The top-level Makefile appears to implement recursion for 'make' and
'make test' explicitly via prerequisites:
307 all :: pure_all manifypods
308 $(NOECHO) $(NOOP)
309
310
311 pure_all :: config pm_to_blib subdirs linkext
312 $(NOECHO) $(NOOP)
313
314 subdirs :: $(MYEXTLIB)
315 $(NOECHO) $(NOOP)
434 subdirs ::
435 $(NOECHO) cd DistA && $(MAKE) $(USEMAKEFILE)
$(FIRST_MAKEFILE) all $(PASTHRU)
808 test :: $(TEST_TYPE) subdirs-test
809
810 subdirs-test ::
811 $(NOECHO) $(NOOP)
812
813 subdirs-test ::
814 $(NOECHO) cd DistA && $(MAKE) test $(PASTHRU)

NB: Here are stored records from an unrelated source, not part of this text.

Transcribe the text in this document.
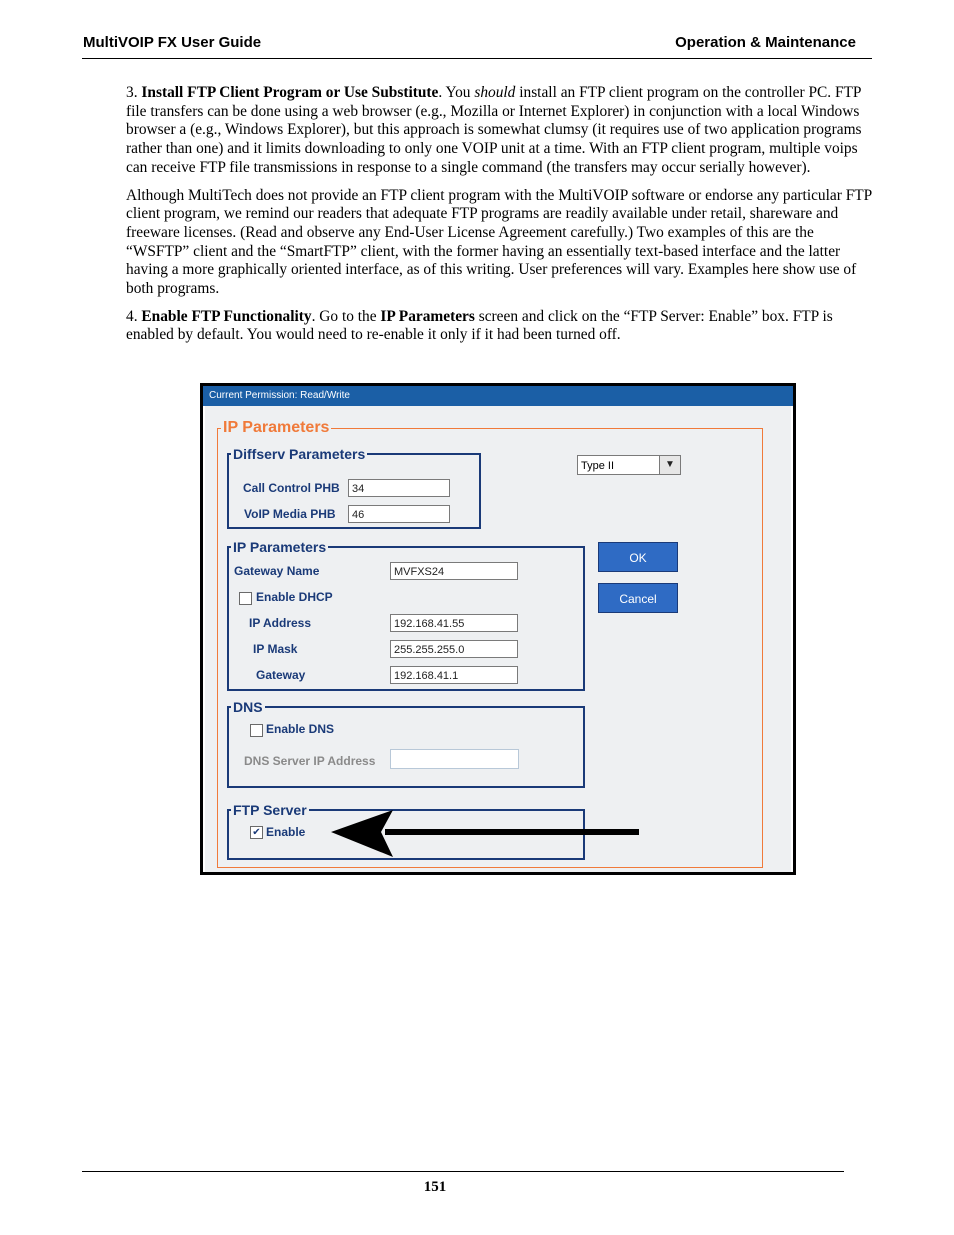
MultiVOIP FX User Guide	Operation & Maintenance

3. Install FTP Client Program or Use Substitute. You should install an FTP client program on the controller PC. FTP file transfers can be done using a web browser (e.g., Mozilla or Internet Explorer) in conjunction with a local Windows browser a (e.g., Windows Explorer), but this approach is somewhat clumsy (it requires use of two application programs rather than one) and it limits downloading to only one VOIP unit at a time. With an FTP client program, multiple voips can receive FTP file transmissions in response to a single command (the transfers may occur serially however).

Although MultiTech does not provide an FTP client program with the MultiVOIP software or endorse any particular FTP client program, we remind our readers that adequate FTP programs are readily available under retail, shareware and freeware licenses. (Read and observe any End-User License Agreement carefully.) Two examples of this are the “WSFTP” client and the “SmartFTP” client, with the former having an essentially text-based interface and the latter having a more graphically oriented interface, as of this writing. User preferences will vary. Examples here show use of both programs.

4. Enable FTP Functionality. Go to the IP Parameters screen and click on the “FTP Server: Enable” box. FTP is enabled by default. You would need to re-enable it only if it had been turned off.

Current Permission: Read/Write
IP Parameters
Diffserv Parameters
Call Control PHB	34
VoIP Media PHB	46
Type II	▼
IP Parameters
Gateway Name	MVFXS24
Enable DHCP
IP Address	192.168.41.55
IP Mask	255.255.255.0
Gateway	192.168.41.1
OK
Cancel
DNS
Enable DNS
DNS Server IP Address
FTP Server
✔ Enable
151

For the target 'pure_all', if I put the prerequisite 'subdirs' first,
then 'make' will build DistA before Bundle::MyBundle:
2018-11-22 23:48:41 dpchrist@tinkywinky ~/sandbox/perl
$ bash make-bundle.sh 2&>1 > /dev/null
2018-11-22 23:48:45 dpchrist@tinkywinky ~/sandbox/perl
$ cd make-bundle.sh.tmp/Bundle-MyBundle/
2018-11-22 23:48:54 dpchrist@tinkywinky
~/sandbox/perl/make-bundle.sh.tmp/Bundle-MyBundle
$ cp Makefile Makefile-orig
2018-11-22 23:49:04 dpchrist@tinkywinky
~/sandbox/perl/make-bundle.sh.tmp/Bundle-MyBundle
$ vi Makefile
2018-11-22 23:49:25 dpchrist@tinkywinky
~/sandbox/perl/make-bundle.sh.tmp/Bundle-MyBundle
$ diff Makefile-orig Makefile
311c311
< pure_all :: config pm_to_blib subdirs linkext
---
> pure_all :: subdirs config pm_to_blib linkext
2018-11-22 23:49:31 dpchrist@tinkywinky
~/sandbox/perl/make-bundle.sh.tmp/Bundle-MyBundle
$ make
make[1]: Entering directory
'/home/dpchrist/sandbox/perl/make-bundle.sh.tmp/Bundle-MyBundle/DistA'
Manifying 1 pod document
make[1]: Leaving directory
'/home/dpchrist/sandbox/perl/make-bundle.sh.tmp/Bundle-MyBundle/DistA'
Skip blib/lib/Bundle/MyBundle.pm (unchanged)
Manifying 1 pod document
Similarly so for the target 'test'.
The target 'dist' does not include a target for DistA (subdirs-dist),
which explains the lack of recursion.
I have written MY overrides in the past, and could probably do so for
the targets I am interested in:
https://metacpan.org/pod/ExtUtils::MakeMaker#Overriding-MakeMaker-Methods
But somewhere in my reading, I saw a statement that the EUMM team is
trying to get away from overrides and instead implement data-driven
solutions. I interpret this to mean revising EUMM and related so that I
can achieve the above results via arguments to WriteMakefile() in
Makefile.PL:
recurse_order => 'depth-first',
recurse_target_dist => 1,
recurse_target_disttest => 1,
with built-ins:
recurse_Makefile_PL => 1,
recurse_target_all => 1,
recurse_target_test => 1,
Implementing such a solution would be non-trivial for me.
Then, there's Module::Build, Dist::Zilla, CPAN, CPAN Testers, and likely
many more tools and systems I am oblivious to. The above proposals
would need to be consider for each of them.